Investors and their needs

Poland is known to investors as a mature and diversified market, offering wide access to qualified employees who speak foreign languages. They are therefore more and more often interested in locating senior roles in Poland, which will also allow them to set up key decision-making centres here.

Recently, Poland has had the attention of pharmaceutical and medical-devices companies, who see the potential for employing highly qualified employees in the clinical-trials sector here. Other investors have also included many organisations from the IT and technology industries who value the quality of Polish programmers and tech talent available on the market. Enquiries also come from the financial industry and, invariably for Poland – from the manufacturing sector. In the latter case, investment projects have been recently related to the automotive industry, especially the production of batteries and electrical components.

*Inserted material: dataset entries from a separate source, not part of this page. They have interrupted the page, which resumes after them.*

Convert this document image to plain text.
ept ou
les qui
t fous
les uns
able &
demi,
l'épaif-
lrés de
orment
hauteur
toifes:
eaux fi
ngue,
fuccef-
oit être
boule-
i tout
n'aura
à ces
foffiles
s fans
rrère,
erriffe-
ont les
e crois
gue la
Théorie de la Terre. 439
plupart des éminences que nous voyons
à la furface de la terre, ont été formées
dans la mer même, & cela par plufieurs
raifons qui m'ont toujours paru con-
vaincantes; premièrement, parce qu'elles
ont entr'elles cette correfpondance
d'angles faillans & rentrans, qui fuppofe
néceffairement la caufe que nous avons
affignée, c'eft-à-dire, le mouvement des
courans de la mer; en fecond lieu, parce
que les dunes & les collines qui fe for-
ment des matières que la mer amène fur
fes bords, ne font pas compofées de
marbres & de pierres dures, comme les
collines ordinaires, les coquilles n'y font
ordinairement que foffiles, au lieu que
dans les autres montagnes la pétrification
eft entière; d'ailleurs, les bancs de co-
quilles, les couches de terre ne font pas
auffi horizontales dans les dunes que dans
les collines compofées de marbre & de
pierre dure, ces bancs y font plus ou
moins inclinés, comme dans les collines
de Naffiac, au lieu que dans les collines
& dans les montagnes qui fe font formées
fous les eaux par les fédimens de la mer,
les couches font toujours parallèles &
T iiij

Investment decisions are largely based on the availability of employees with specific skills. In terms of investors’ interest, roles in broadly understood IT – with particular emphasis on experts in the field of digitalisation and cyber security – lead the way. Finance is another equally popular area of expertise, with roles related to accounting, KYC (know your customer) and AML (anti-money laundering). Investors also ask about roles in procurement and HR, and market access within the pharmaceutical industry. Investors from the manufacturing sector are mainly interested in the availability of blue-collar production workers in a particular location.

What really matters?

The key issue for investors when analysing the potential of particular locations is the available talent pool. Therefore, despite the increasing popularity of remote work, big cities still have an advantage over smaller cities and towns in terms of attracting investment projects. Development potential is also important when choosing a location, and investors want to know whether it will be possible to expand the business in a given place by several dozen or even several hundred jobs.

It is also extremely important to assess whether a given location has the power to attract and retain employees. Investors therefore take into account the quality of life, the environment, and what the city has to offer its population. In this respect, local government bodies and regional investor assistance centres also play a key role. In addition, the availability of modern office space and communication infrastructure remain highly important.

Poland is perceived as a market offering good value for money. However, investors often complain about the complicated payroll calculation system. Labour costs are not constant, which makes it difficult to forecast monthly expenses. For investors, this is often an off-putting aspect.

The future ahead

Poland is competing mainly with other countries from Central and Eastern Europe for investment projects, but more and more often also with Portugal, Spain and France. The second half of 2020 was a time when as a country we secured many projects, but also lost some of them, mostly due to our image on the international scene.

Poland is assessed more comprehensively than ever before –  and not only from a worker availability perspective. Our image and respect for values that are most important for foreign employers are taken into account more and more often. Recently, we have observed a few cases where Poland lost major investment projects to Portugal, despite the fact that Polish salaries are considerably lower, and the supply of modern office infrastructure is larger. On the one hand, it is promising that Poland is more and more often the only country from the region that competes for investment projects. On the other hand, it is worrying that we sometimes lose to a theoretically weaker opponent.

In terms of investment, Poland can gain a lot from the pandemic, but as a country we must work on our overall image on the international stage. Investors already know that the Polish market is mature and has a lot to offer, and it will be the nuances that will more often determine their choice of location. More advanced processes will certainly be transferred to the country, and the first investors who chose Poland as a country where key strategic business processes are serviced will largely determine what will happen in the future.